Search code examples
c#html-agility-pack

Splitting HTML string with HtmlAgilityPack


I have a html code like this:

<div class="classA">
Content
</div>
<div class="classA">
Content
</div>
 // another ClassA ....

 <div class="classA">
 <blockquote>Some key</blockquote >
 </div>

How can I remove outerHTML of Some key or get all html code above class which had Some key with Html agility pack?

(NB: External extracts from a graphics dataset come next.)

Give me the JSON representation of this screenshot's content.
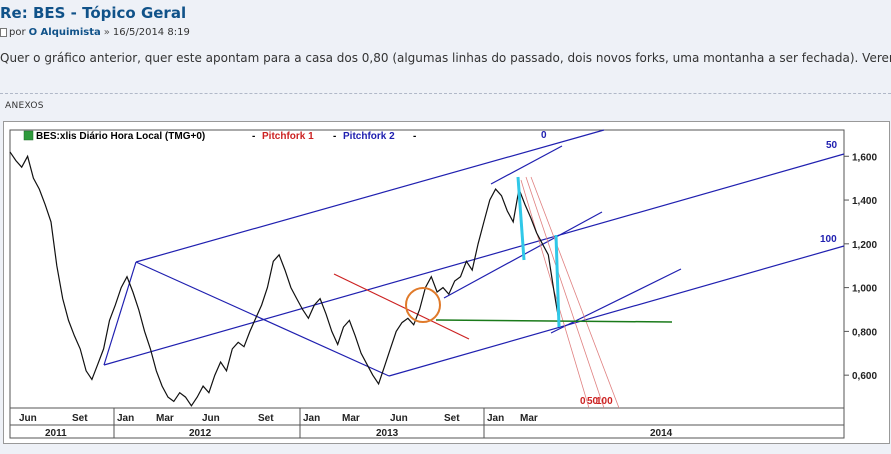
{
  "post": {
    "title": "Re: BES - Tópico Geral",
    "by_label": "por",
    "author": "O Alquimista",
    "separator": "»",
    "date": "16/5/2014 8:19",
    "body": "Quer o gráfico anterior, quer este apontam para a casa dos 0,80 (algumas linhas do passado, dois novos forks, uma montanha a ser fechada). Veremos."
  },
  "attachments": {
    "label": "ANEXOS"
  },
  "chart_data": {
    "type": "line",
    "title": "BES:xlis Diário Hora Local (TMG+0)",
    "legend": [
      {
        "name": "Pitchfork 1",
        "color": "#cc2222"
      },
      {
        "name": "Pitchfork 2",
        "color": "#2020b0"
      }
    ],
    "y_ticks": [
      "1,600",
      "1,400",
      "1,200",
      "1,000",
      "0,800",
      "0,600"
    ],
    "ylim": [
      0.45,
      1.72
    ],
    "x_month_labels": [
      "Jun",
      "Set",
      "Jan",
      "Mar",
      "Jun",
      "Set",
      "Jan",
      "Mar",
      "Jun",
      "Set",
      "Jan",
      "Mar"
    ],
    "x_year_labels": [
      "2011",
      "2012",
      "2013",
      "2014"
    ],
    "fork_level_labels": [
      "0",
      "50",
      "100",
      "0",
      "50",
      "100"
    ],
    "series": [
      {
        "values": [
          1.62,
          1.58,
          1.55,
          1.6,
          1.5,
          1.45,
          1.38,
          1.3,
          1.1,
          0.95,
          0.85,
          0.78,
          0.72,
          0.62,
          0.58,
          0.65,
          0.72,
          0.85,
          0.92,
          1.0,
          1.05,
          0.98,
          0.9,
          0.8,
          0.72,
          0.62,
          0.55,
          0.5,
          0.48,
          0.52,
          0.5,
          0.46,
          0.5,
          0.55,
          0.52,
          0.6,
          0.66,
          0.62,
          0.72,
          0.75,
          0.73,
          0.8,
          0.86,
          0.92,
          1.0,
          1.12,
          1.15,
          1.08,
          1.0,
          0.95,
          0.9,
          0.86,
          0.92,
          0.95,
          0.88,
          0.8,
          0.74,
          0.82,
          0.85,
          0.78,
          0.7,
          0.65,
          0.6,
          0.56,
          0.64,
          0.72,
          0.8,
          0.84,
          0.86,
          0.83,
          0.9,
          1.0,
          1.05,
          0.98,
          1.0,
          0.97,
          1.03,
          1.05,
          1.12,
          1.08,
          1.2,
          1.3,
          1.4,
          1.45,
          1.42,
          1.35,
          1.3,
          1.45,
          1.38,
          1.32,
          1.25,
          1.2,
          1.15,
          0.98,
          0.82
        ]
      }
    ],
    "colors": {
      "price": "#111111",
      "pitchfork1": "#cc2222",
      "pitchfork2": "#2020b0",
      "horizontal_support": "#1a7a1a",
      "highlight_circle": "#e07a2a",
      "target_arrows": "#30c8e8",
      "fan_lines": "#e08080"
    }
  }
}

It's mean, the result I want is

 <div class="classA">
Content
</div>
<div class="classA">
Content
</div>
 // another ClassA ....

Solution

  • XPATH is your friend.

    This returns expected result with just one query

    HtmlDocument doc = new HtmlDocument();
    doc.LoadHtml(html);
    foreach (HtmlNode node in doc.DocumentNode.SelectNodes(
       "//blockquote[text()='Some key']/parent::*/preceding::*"))
          Console.WriteLine(node.OuterHtml);
    

    where

    • //blockquote[text()='Some key'] selects element with the required key. If it should be within <div class="classA">, use more precise path expression of //div[@class='classA']/blockquote[text()='Some key']
    • parent selects parent element, which is <div class="classA">
    • preceding selects all nodes before the given node

    Demo: https://dotnetfiddle.net/BlQ3w9